Birdie nodded. "That's true. But, Nell, darlin'," Birdie said, "I think Tony may have said one thing right. For good or for bad, we need to know more about what Angie did besides planning an exhibit for the Historical Museum's fall show. Maybe the time has come to dig in the dirt."
Chapter 17
Nell's board meeting at the Sea Harbor Historical Society was scheduled for noon on Wednesday. The small group would have chowder and salads from Elm Tree Catering, the reminder e-mail had read. And they made wonderful chunky chowder. Sweet, with a touch of wine to brighten it up.
But chowder or not, Nell would have attended the meeting.

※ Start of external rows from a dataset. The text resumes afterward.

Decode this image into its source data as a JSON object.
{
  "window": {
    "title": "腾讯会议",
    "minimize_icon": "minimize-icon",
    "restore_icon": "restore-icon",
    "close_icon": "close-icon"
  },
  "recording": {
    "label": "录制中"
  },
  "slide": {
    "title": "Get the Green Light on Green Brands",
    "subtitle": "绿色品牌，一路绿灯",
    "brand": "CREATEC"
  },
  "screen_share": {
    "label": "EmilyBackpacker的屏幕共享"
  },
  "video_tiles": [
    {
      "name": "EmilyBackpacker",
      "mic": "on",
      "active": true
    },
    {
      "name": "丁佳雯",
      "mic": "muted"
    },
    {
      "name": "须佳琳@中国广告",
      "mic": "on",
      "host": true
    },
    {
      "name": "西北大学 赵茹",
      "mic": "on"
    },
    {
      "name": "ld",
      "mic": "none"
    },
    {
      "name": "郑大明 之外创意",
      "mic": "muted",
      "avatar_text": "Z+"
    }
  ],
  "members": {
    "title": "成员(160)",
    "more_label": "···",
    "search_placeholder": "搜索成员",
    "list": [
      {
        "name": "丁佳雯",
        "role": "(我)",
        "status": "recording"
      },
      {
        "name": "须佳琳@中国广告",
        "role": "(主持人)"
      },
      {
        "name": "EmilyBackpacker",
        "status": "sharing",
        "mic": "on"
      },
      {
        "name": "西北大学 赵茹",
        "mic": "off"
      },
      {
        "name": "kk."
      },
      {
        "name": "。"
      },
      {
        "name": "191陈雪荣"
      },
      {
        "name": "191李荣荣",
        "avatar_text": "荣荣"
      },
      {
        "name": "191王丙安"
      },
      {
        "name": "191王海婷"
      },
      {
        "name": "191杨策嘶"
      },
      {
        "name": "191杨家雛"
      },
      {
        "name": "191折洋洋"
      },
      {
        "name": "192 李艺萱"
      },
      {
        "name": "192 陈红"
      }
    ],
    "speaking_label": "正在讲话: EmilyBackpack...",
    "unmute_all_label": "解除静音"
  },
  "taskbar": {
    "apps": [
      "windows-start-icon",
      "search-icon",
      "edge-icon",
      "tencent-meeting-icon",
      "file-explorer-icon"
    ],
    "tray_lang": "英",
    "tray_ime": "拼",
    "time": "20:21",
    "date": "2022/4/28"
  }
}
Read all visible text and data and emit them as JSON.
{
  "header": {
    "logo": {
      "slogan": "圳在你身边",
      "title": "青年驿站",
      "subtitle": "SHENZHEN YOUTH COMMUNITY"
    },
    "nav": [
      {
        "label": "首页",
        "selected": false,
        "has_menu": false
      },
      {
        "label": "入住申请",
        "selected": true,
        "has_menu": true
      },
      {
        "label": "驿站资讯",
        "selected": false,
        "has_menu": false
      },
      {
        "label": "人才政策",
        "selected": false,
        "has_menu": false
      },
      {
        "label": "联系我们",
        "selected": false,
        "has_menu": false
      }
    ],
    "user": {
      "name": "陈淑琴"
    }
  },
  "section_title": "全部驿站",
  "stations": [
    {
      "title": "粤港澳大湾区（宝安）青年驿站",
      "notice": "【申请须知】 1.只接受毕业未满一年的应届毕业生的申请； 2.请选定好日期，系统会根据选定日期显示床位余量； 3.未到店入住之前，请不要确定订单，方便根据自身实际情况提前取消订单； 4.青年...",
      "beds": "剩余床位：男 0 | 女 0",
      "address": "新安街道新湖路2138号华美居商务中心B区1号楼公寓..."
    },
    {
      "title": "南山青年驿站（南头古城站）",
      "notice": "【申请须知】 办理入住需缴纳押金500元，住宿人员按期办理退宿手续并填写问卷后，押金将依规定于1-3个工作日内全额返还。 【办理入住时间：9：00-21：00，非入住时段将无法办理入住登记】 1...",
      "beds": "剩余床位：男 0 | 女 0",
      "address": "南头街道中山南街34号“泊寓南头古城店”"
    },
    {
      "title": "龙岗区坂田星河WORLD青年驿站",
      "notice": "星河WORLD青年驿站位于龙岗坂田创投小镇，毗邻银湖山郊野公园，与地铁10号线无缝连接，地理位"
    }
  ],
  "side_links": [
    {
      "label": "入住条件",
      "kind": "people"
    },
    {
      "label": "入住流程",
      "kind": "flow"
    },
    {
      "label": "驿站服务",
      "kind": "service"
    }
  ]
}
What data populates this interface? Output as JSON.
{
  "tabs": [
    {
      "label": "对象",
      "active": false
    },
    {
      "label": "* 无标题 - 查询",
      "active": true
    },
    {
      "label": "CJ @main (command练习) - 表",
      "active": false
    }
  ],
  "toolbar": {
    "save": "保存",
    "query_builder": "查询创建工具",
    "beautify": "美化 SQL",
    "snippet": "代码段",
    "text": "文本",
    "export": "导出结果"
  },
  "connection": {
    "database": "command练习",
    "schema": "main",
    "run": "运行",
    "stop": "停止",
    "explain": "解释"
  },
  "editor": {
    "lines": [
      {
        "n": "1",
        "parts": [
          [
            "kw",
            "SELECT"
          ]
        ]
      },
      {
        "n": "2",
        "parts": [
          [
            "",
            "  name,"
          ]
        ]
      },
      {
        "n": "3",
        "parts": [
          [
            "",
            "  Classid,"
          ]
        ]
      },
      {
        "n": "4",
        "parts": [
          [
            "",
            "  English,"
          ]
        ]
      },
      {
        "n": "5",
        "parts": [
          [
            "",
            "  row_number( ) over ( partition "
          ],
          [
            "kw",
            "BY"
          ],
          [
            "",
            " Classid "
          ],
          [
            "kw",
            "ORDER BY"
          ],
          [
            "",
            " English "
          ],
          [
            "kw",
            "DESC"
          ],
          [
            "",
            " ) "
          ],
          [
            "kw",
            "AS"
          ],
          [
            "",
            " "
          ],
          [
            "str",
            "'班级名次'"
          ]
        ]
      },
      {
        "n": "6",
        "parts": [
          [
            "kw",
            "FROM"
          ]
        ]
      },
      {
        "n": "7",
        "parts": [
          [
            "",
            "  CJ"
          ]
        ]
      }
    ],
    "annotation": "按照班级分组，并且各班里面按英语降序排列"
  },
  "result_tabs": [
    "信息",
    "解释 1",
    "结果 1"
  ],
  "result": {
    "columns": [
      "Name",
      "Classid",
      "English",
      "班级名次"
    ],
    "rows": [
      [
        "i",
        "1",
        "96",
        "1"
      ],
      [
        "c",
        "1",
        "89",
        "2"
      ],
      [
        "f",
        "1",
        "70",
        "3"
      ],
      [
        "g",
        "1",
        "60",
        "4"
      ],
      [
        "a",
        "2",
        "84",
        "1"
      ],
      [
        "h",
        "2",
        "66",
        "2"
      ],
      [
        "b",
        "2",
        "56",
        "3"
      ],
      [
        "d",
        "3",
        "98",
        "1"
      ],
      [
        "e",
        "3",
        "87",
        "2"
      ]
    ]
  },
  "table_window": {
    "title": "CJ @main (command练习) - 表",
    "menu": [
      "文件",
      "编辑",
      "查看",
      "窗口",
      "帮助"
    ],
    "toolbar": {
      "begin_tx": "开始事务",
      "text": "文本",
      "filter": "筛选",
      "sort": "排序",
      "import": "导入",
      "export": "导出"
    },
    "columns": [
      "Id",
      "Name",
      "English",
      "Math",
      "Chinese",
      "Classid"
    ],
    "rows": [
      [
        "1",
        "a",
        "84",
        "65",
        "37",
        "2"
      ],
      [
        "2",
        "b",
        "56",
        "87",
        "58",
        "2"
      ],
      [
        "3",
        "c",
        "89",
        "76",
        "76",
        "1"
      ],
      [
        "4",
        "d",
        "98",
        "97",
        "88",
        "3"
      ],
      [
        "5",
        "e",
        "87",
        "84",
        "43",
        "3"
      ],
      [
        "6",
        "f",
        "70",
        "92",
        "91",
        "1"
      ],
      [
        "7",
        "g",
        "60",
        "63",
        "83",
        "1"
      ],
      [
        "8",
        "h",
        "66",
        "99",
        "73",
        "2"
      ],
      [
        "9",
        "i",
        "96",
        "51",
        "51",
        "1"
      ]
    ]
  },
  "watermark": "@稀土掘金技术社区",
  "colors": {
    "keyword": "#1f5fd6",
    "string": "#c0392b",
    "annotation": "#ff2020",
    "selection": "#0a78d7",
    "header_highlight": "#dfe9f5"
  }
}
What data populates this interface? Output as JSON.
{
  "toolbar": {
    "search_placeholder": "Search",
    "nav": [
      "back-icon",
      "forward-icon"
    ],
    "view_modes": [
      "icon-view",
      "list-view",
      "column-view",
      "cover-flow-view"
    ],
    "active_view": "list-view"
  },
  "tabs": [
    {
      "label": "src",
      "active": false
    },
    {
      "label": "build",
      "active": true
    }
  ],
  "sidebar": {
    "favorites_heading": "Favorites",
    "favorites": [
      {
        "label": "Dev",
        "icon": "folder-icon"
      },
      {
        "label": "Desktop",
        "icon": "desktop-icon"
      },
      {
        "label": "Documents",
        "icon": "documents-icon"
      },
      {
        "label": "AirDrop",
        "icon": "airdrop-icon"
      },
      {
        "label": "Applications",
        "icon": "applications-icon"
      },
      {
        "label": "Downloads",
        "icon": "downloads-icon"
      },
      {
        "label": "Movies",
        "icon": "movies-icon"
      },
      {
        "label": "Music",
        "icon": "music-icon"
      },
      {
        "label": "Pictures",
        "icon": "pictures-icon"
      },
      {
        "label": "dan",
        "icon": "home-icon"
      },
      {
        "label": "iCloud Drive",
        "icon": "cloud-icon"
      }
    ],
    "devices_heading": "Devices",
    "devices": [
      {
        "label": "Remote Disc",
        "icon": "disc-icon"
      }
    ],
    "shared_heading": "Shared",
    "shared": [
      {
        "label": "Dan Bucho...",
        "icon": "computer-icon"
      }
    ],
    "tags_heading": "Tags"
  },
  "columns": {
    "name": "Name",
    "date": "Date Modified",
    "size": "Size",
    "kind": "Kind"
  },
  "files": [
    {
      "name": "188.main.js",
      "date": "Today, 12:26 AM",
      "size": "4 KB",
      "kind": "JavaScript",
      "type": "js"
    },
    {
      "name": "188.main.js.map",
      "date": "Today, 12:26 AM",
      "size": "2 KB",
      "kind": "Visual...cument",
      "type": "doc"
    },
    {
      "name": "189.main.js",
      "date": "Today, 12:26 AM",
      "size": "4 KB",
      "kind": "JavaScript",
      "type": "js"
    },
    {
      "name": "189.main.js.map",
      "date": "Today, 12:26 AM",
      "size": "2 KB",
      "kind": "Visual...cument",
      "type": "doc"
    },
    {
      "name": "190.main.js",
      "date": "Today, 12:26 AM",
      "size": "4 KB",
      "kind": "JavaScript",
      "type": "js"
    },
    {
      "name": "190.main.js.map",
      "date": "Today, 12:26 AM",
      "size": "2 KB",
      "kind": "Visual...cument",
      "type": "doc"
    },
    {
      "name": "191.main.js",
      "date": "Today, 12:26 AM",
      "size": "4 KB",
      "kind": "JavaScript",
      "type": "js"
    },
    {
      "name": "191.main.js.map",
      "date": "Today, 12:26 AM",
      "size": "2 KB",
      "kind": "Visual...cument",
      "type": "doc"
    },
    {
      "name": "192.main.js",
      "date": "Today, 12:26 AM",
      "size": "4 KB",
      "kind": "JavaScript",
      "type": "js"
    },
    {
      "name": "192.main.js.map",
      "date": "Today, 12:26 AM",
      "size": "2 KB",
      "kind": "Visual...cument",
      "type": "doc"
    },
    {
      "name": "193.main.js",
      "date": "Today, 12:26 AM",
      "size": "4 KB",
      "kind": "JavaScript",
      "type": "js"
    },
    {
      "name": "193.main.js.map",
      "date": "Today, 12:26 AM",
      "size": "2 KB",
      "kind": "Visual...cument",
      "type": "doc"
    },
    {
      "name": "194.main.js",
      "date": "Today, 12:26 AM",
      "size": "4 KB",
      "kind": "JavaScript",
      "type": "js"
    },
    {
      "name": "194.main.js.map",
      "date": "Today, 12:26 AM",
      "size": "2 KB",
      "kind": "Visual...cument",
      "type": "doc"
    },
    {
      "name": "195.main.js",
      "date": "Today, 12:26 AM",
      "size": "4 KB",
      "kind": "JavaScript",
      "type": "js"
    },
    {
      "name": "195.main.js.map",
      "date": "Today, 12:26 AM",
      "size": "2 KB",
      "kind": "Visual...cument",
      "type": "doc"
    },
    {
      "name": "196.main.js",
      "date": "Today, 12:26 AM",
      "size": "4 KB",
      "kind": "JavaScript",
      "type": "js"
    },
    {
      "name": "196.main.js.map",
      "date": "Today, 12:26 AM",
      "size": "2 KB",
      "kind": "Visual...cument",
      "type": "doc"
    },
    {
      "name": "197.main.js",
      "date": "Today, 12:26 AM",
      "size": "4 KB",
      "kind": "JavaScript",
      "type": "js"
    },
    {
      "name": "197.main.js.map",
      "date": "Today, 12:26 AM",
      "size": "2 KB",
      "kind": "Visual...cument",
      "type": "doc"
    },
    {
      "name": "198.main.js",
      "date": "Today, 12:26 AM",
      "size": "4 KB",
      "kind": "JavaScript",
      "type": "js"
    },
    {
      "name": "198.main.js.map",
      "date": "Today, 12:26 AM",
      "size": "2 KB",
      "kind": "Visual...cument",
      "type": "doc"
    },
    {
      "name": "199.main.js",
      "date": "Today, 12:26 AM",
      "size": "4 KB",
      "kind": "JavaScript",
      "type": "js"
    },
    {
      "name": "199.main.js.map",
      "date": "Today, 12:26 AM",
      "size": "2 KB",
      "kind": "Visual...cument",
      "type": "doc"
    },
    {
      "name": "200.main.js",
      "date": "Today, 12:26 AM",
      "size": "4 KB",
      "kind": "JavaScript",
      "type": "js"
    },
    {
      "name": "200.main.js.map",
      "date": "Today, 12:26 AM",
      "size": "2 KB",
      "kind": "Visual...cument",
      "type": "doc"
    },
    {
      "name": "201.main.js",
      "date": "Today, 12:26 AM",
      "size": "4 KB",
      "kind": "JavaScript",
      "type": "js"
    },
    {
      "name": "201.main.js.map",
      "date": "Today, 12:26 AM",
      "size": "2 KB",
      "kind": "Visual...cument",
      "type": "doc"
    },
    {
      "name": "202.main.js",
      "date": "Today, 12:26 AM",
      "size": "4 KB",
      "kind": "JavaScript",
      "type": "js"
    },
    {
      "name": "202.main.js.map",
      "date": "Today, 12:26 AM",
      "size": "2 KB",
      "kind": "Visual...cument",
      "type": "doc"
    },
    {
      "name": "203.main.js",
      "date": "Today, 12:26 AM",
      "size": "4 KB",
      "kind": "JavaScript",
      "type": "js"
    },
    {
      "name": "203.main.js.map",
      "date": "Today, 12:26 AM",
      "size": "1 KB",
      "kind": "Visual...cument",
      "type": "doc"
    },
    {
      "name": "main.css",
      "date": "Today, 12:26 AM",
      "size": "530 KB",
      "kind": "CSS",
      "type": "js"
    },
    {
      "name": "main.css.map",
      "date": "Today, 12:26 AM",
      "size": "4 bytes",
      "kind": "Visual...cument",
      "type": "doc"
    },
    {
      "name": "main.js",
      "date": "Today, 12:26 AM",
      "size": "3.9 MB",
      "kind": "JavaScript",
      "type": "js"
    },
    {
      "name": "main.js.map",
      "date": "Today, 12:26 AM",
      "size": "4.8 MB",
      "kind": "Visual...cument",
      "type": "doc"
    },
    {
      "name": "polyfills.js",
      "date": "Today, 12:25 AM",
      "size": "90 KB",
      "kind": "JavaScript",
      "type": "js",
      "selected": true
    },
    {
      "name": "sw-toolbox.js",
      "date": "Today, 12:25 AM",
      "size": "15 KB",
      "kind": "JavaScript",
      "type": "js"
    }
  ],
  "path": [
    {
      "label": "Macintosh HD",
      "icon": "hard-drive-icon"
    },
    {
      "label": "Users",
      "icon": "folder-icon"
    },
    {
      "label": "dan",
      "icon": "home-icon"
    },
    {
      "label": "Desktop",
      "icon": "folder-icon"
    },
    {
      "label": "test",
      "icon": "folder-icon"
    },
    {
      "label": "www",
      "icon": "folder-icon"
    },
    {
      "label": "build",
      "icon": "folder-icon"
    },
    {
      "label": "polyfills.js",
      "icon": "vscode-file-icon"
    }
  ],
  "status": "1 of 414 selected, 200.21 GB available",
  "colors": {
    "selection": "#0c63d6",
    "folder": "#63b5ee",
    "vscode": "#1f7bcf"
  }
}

She'd had lunch with Josie Archer on Tuesday and promised her that she'd pack up some pictures Angie had on her desk at work. And if there was anything else personal, she would take that to Josie as well.
But maybe there'd be more than pictures at the museum, she thought. There might be some answers, too.
Nell and Birdie had sat beneath the stars way too long Monday night--but the deep quiet had helped them line up the planets, as Birdie put it. Get their ducks in a row. And Birdie was right. They'd been looking all around Angie for some answers. Now it was time to look at Angie herself and see what she could tell them. And since she'd spent more time at the Historical Society than probably anywhere else, it seemed a good place to start.